И он, кажется, был даже рад, что мама указывает ему на такие детали.
Бодя был добрый, но острый: из чувства справедливости он вступал в творческие споры, порой даже ругался с коллегами. В свое время известный в Москве театральный критик Сечин написал восхищенную рецензию на спектакль «Суета», где Богдан на протяжении всего действия произносил одно лишь слово: «Суета!» Но каждый раз по-разному! Однако когда Сечин уже в качестве режиссера приехал во Львов и решил поставить в театре Заньковецкой «Дон Кихота», они с Богданом не сработались… Тому не понравилось, что его актер в последний день перед премьерой ходит по театру с текстом, будто не выучил роль. А у Богдана действительно была такая привычка, но когда выходил на сцену — говорил без подсказки.
Сечин же сделал ему замечание, Бодя вспылил и отказался от роли: «Не его дело, как мне удобней текст повторять!» Но это все было по молодости…
Многие завидовали его таланту. После спектакля «Когда мертвые оживают», где играл Геринга, Богдан зашел в гримуборную и высказался об игре партнеров нелестно.

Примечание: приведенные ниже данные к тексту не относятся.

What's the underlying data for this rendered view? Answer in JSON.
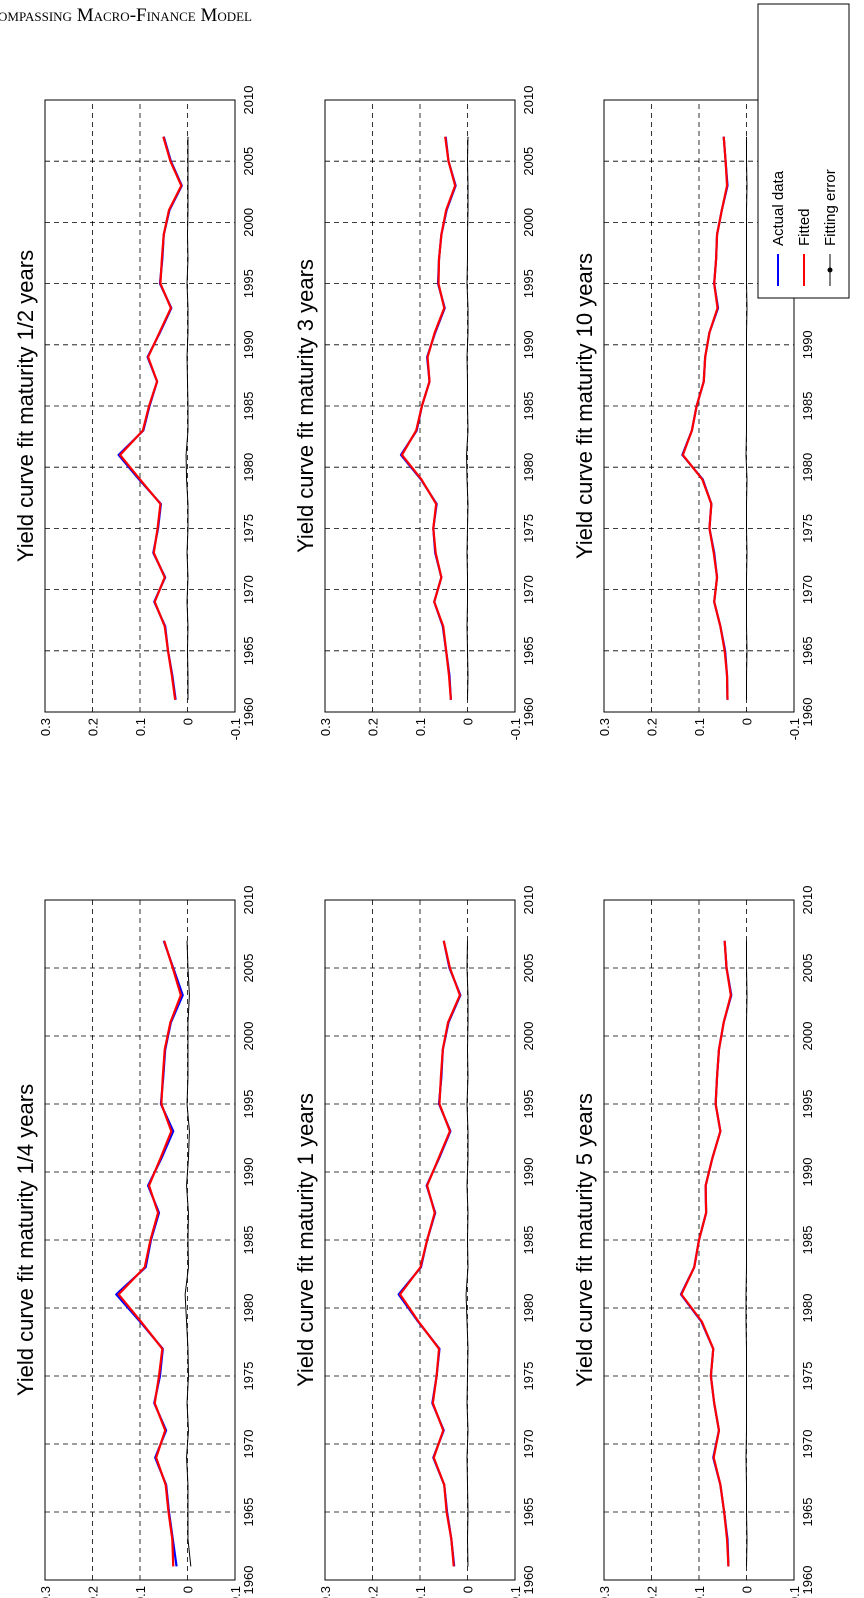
{
  "header": "ompassing Macro-Finance Model",
  "chart_data": [
    {
      "type": "line",
      "title": "Yield curve fit maturity 1/4 years",
      "x": [
        1961,
        1963,
        1965,
        1967,
        1969,
        1971,
        1973,
        1975,
        1977,
        1979,
        1981,
        1983,
        1985,
        1987,
        1989,
        1991,
        1993,
        1995,
        1997,
        1999,
        2001,
        2003,
        2005,
        2007
      ],
      "series": [
        {
          "color": "#0000ff",
          "values": [
            0.023,
            0.031,
            0.039,
            0.045,
            0.068,
            0.045,
            0.07,
            0.058,
            0.052,
            0.1,
            0.15,
            0.088,
            0.077,
            0.06,
            0.083,
            0.055,
            0.03,
            0.056,
            0.051,
            0.047,
            0.035,
            0.01,
            0.03,
            0.05
          ]
        },
        {
          "color": "#ff0000",
          "values": [
            0.03,
            0.032,
            0.04,
            0.046,
            0.066,
            0.047,
            0.069,
            0.06,
            0.053,
            0.098,
            0.145,
            0.09,
            0.078,
            0.062,
            0.081,
            0.057,
            0.034,
            0.055,
            0.052,
            0.048,
            0.036,
            0.014,
            0.031,
            0.049
          ]
        },
        {
          "color": "#000000",
          "values": [
            -0.007,
            -0.001,
            -0.001,
            -0.001,
            0.002,
            -0.002,
            0.001,
            -0.002,
            -0.001,
            0.002,
            0.005,
            -0.002,
            -0.001,
            -0.002,
            0.002,
            -0.002,
            -0.004,
            0.001,
            -0.001,
            -0.001,
            -0.001,
            -0.004,
            -0.001,
            0.001
          ]
        }
      ],
      "xlim": [
        1960,
        2010
      ],
      "xticks": [
        1960,
        1965,
        1970,
        1975,
        1980,
        1985,
        1990,
        1995,
        2000,
        2005,
        2010
      ],
      "ylim": [
        -0.1,
        0.3
      ],
      "yticks": [
        -0.1,
        0,
        0.1,
        0.2,
        0.3
      ],
      "grid": true
    },
    {
      "type": "line",
      "title": "Yield curve fit maturity 1/2 years",
      "x": [
        1961,
        1963,
        1965,
        1967,
        1969,
        1971,
        1973,
        1975,
        1977,
        1979,
        1981,
        1983,
        1985,
        1987,
        1989,
        1991,
        1993,
        1995,
        1997,
        1999,
        2001,
        2003,
        2005,
        2007
      ],
      "series": [
        {
          "color": "#0000ff",
          "values": [
            0.025,
            0.032,
            0.041,
            0.047,
            0.07,
            0.047,
            0.072,
            0.062,
            0.056,
            0.102,
            0.145,
            0.093,
            0.08,
            0.064,
            0.084,
            0.058,
            0.034,
            0.058,
            0.053,
            0.05,
            0.038,
            0.012,
            0.035,
            0.05
          ]
        },
        {
          "color": "#ff0000",
          "values": [
            0.026,
            0.033,
            0.041,
            0.048,
            0.069,
            0.048,
            0.071,
            0.063,
            0.057,
            0.1,
            0.142,
            0.094,
            0.081,
            0.064,
            0.083,
            0.059,
            0.035,
            0.057,
            0.054,
            0.05,
            0.039,
            0.013,
            0.036,
            0.051
          ]
        },
        {
          "color": "#000000",
          "values": [
            -0.001,
            -0.001,
            0,
            -0.001,
            0.001,
            -0.001,
            0.001,
            -0.001,
            -0.001,
            0.002,
            0.003,
            -0.001,
            -0.001,
            0,
            0.001,
            -0.001,
            -0.001,
            0.001,
            -0.001,
            0,
            -0.001,
            -0.001,
            -0.001,
            -0.001
          ]
        }
      ],
      "xlim": [
        1960,
        2010
      ],
      "xticks": [
        1960,
        1965,
        1970,
        1975,
        1980,
        1985,
        1990,
        1995,
        2000,
        2005,
        2010
      ],
      "ylim": [
        -0.1,
        0.3
      ],
      "yticks": [
        -0.1,
        0,
        0.1,
        0.2,
        0.3
      ],
      "grid": true
    },
    {
      "type": "line",
      "title": "Yield curve fit maturity 1 years",
      "x": [
        1961,
        1963,
        1965,
        1967,
        1969,
        1971,
        1973,
        1975,
        1977,
        1979,
        1981,
        1983,
        1985,
        1987,
        1989,
        1991,
        1993,
        1995,
        1997,
        1999,
        2001,
        2003,
        2005,
        2007
      ],
      "series": [
        {
          "color": "#0000ff",
          "values": [
            0.028,
            0.034,
            0.043,
            0.049,
            0.072,
            0.05,
            0.074,
            0.065,
            0.059,
            0.104,
            0.145,
            0.098,
            0.085,
            0.068,
            0.086,
            0.06,
            0.036,
            0.06,
            0.055,
            0.052,
            0.04,
            0.015,
            0.038,
            0.05
          ]
        },
        {
          "color": "#ff0000",
          "values": [
            0.029,
            0.034,
            0.044,
            0.049,
            0.071,
            0.051,
            0.073,
            0.065,
            0.06,
            0.103,
            0.142,
            0.099,
            0.085,
            0.069,
            0.085,
            0.061,
            0.037,
            0.059,
            0.056,
            0.052,
            0.041,
            0.016,
            0.037,
            0.05
          ]
        },
        {
          "color": "#000000",
          "values": [
            -0.001,
            0,
            -0.001,
            0,
            0.001,
            -0.001,
            0.001,
            0,
            -0.001,
            0.001,
            0.003,
            -0.001,
            0,
            -0.001,
            0.001,
            -0.001,
            -0.001,
            0.001,
            -0.001,
            0,
            -0.001,
            -0.001,
            0.001,
            0
          ]
        }
      ],
      "xlim": [
        1960,
        2010
      ],
      "xticks": [
        1960,
        1965,
        1970,
        1975,
        1980,
        1985,
        1990,
        1995,
        2000,
        2005,
        2010
      ],
      "ylim": [
        -0.1,
        0.3
      ],
      "yticks": [
        -0.1,
        0,
        0.1,
        0.2,
        0.3
      ],
      "grid": true
    },
    {
      "type": "line",
      "title": "Yield curve fit maturity 3 years",
      "x": [
        1961,
        1963,
        1965,
        1967,
        1969,
        1971,
        1973,
        1975,
        1977,
        1979,
        1981,
        1983,
        1985,
        1987,
        1989,
        1991,
        1993,
        1995,
        1997,
        1999,
        2001,
        2003,
        2005,
        2007
      ],
      "series": [
        {
          "color": "#0000ff",
          "values": [
            0.035,
            0.038,
            0.045,
            0.052,
            0.07,
            0.055,
            0.068,
            0.072,
            0.065,
            0.098,
            0.14,
            0.107,
            0.096,
            0.08,
            0.085,
            0.068,
            0.048,
            0.062,
            0.06,
            0.055,
            0.044,
            0.025,
            0.04,
            0.046
          ]
        },
        {
          "color": "#ff0000",
          "values": [
            0.035,
            0.039,
            0.045,
            0.051,
            0.07,
            0.055,
            0.067,
            0.072,
            0.066,
            0.097,
            0.138,
            0.108,
            0.096,
            0.08,
            0.084,
            0.069,
            0.049,
            0.061,
            0.06,
            0.055,
            0.045,
            0.026,
            0.04,
            0.047
          ]
        },
        {
          "color": "#000000",
          "values": [
            0,
            -0.001,
            0,
            0.001,
            0,
            0,
            0.001,
            0,
            -0.001,
            0.001,
            0.002,
            -0.001,
            0,
            0,
            0.001,
            -0.001,
            -0.001,
            0.001,
            0,
            0,
            -0.001,
            -0.001,
            0,
            -0.001
          ]
        }
      ],
      "xlim": [
        1960,
        2010
      ],
      "xticks": [
        1960,
        1965,
        1970,
        1975,
        1980,
        1985,
        1990,
        1995,
        2000,
        2005,
        2010
      ],
      "ylim": [
        -0.1,
        0.3
      ],
      "yticks": [
        -0.1,
        0,
        0.1,
        0.2,
        0.3
      ],
      "grid": true
    },
    {
      "type": "line",
      "title": "Yield curve fit maturity 5 years",
      "x": [
        1961,
        1963,
        1965,
        1967,
        1969,
        1971,
        1973,
        1975,
        1977,
        1979,
        1981,
        1983,
        1985,
        1987,
        1989,
        1991,
        1993,
        1995,
        1997,
        1999,
        2001,
        2003,
        2005,
        2007
      ],
      "series": [
        {
          "color": "#0000ff",
          "values": [
            0.038,
            0.04,
            0.047,
            0.055,
            0.07,
            0.058,
            0.068,
            0.075,
            0.07,
            0.095,
            0.138,
            0.11,
            0.1,
            0.085,
            0.086,
            0.072,
            0.055,
            0.065,
            0.062,
            0.058,
            0.048,
            0.032,
            0.042,
            0.046
          ]
        },
        {
          "color": "#ff0000",
          "values": [
            0.038,
            0.041,
            0.047,
            0.055,
            0.069,
            0.058,
            0.068,
            0.075,
            0.07,
            0.094,
            0.137,
            0.11,
            0.1,
            0.085,
            0.086,
            0.072,
            0.055,
            0.065,
            0.062,
            0.058,
            0.048,
            0.033,
            0.042,
            0.046
          ]
        },
        {
          "color": "#000000",
          "values": [
            0,
            -0.001,
            0,
            0,
            0.001,
            0,
            0,
            0,
            0,
            0.001,
            0.001,
            0,
            0,
            0,
            0,
            0,
            0,
            0,
            0,
            0,
            0,
            -0.001,
            0,
            0
          ]
        }
      ],
      "xlim": [
        1960,
        2010
      ],
      "xticks": [
        1960,
        1965,
        1970,
        1975,
        1980,
        1985,
        1990,
        1995,
        2000,
        2005,
        2010
      ],
      "ylim": [
        -0.1,
        0.3
      ],
      "yticks": [
        -0.1,
        0,
        0.1,
        0.2,
        0.3
      ],
      "grid": true
    },
    {
      "type": "line",
      "title": "Yield curve fit maturity 10 years",
      "x": [
        1961,
        1963,
        1965,
        1967,
        1969,
        1971,
        1973,
        1975,
        1977,
        1979,
        1981,
        1983,
        1985,
        1987,
        1989,
        1991,
        1993,
        1995,
        1997,
        1999,
        2001,
        2003,
        2005,
        2007
      ],
      "series": [
        {
          "name": "Actual data",
          "color": "#0000ff",
          "values": [
            0.04,
            0.041,
            0.045,
            0.055,
            0.068,
            0.062,
            0.068,
            0.078,
            0.074,
            0.092,
            0.135,
            0.115,
            0.105,
            0.09,
            0.087,
            0.078,
            0.06,
            0.068,
            0.064,
            0.062,
            0.052,
            0.04,
            0.044,
            0.048
          ]
        },
        {
          "name": "Fitted",
          "color": "#ff0000",
          "values": [
            0.04,
            0.041,
            0.046,
            0.055,
            0.068,
            0.062,
            0.069,
            0.078,
            0.074,
            0.093,
            0.134,
            0.115,
            0.105,
            0.09,
            0.087,
            0.078,
            0.061,
            0.068,
            0.064,
            0.062,
            0.052,
            0.041,
            0.044,
            0.048
          ]
        },
        {
          "name": "Fitting error",
          "color": "#000000",
          "values": [
            0,
            0,
            -0.001,
            0,
            0,
            0,
            -0.001,
            0,
            0,
            -0.001,
            0.001,
            0,
            0,
            0,
            0,
            0,
            -0.001,
            0,
            0,
            0,
            0,
            -0.001,
            0,
            0
          ]
        }
      ],
      "xlim": [
        1960,
        2010
      ],
      "xticks": [
        1960,
        1965,
        1970,
        1975,
        1980,
        1985,
        1990,
        1995,
        2000,
        2005,
        2010
      ],
      "ylim": [
        -0.1,
        0.3
      ],
      "yticks": [
        -0.1,
        0,
        0.1,
        0.2,
        0.3
      ],
      "grid": true,
      "legend": "lower right"
    }
  ]
}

Коллеги обиделись: «Придет время, мы тебя отсюда выгоним». Богдан с достоинством ответил: «Это мой театр и мой город. Не вам меня из него выставлять». «Самое главное — выйти на сцену, и все разговоры останутся за кулисами», — говорил Богдан Сильвестрович вслед за своим любимым режиссером Сергеем Данченко.
При этом большинство коллег все-таки его уважали. Когда появлялся на съемочной площадке у Месхиева, режиссер объявлял: «Богдан Сильвестрович пришел!» И все актеры тут же благоговейно замолкали. А после каждого дубля хлопали. Боде было даже неудобно: «Я у них как пугало!»
— Тяжело было всей семьей переехать в другой город, начинать там новую жизнь?
— «Какое счастье, что я уехал в Киев!» — часто повторял Бодя. Наш переезд в столицу Украины был решающим в карьере мужа. Открывались новые возможности. Богдана и в Москву, в театр Моссовета звали. Но квартиру не обещали. А Боде врезалась в память история актера Романова, который всю жизнь прождал свой угол в московской гостинице, да там и умер. Когда и Богдану сказали, что придется ждать, он не захотел повторить такую печальную судьбу.
В 1978 году в киевский театр имени Ивана Франко позвали режиссера Сергея Владимировича Данченко.
Он приехал со своими актерами — Богданом Ступкой и Виталием Розстальным. «Без своего режиссера актер что голый король», — шутил Сильвестрович. И это действительно так.
Устроились мы не сразу. Сначала предложили квартиру на окраине города. «Смотри, Лорочка, вид на Днепр!» — нашел в этом плюс Богдан. Но я была категорична: «Ты же не рыбак! Актеру надо жить возле театра! И как я буду через весь город тебе еду носить?» За себя Бодя просить не умел, а я за нас обоих готова была бороться. В результате мы отказались и ждали квартиру еще полгода: Богдан работал в театре и жил в гостинице при киностудии имени Довженко.
А мы с Остапом паковали вещи во Львове. Наконец звонит муж: «Лорочка, нам квартиру на Крещатике дают, будешь смотреть?» «Богданчик, — говорю, — квартиру на Крещатике не смотрят — в нее сразу въезжают!»
Вскоре все же муж был вынужден за меня попросить… В Киеве меня приняли в театр оперы и балета им. Шевченко, но первые два месяца совсем не занимали: я каждый день надевала пачку, пуанты и сидела без дела в гримерке. Приходила домой и ужасно плакала. Богдан не выдержал, пошел разговаривать в министерство культуры: «Я поставил условие, что перееду в ваш город, если моя жена будет танцевать». Тут же мне из театра позвонили, вызвали и стали занимать в хвост и в гриву.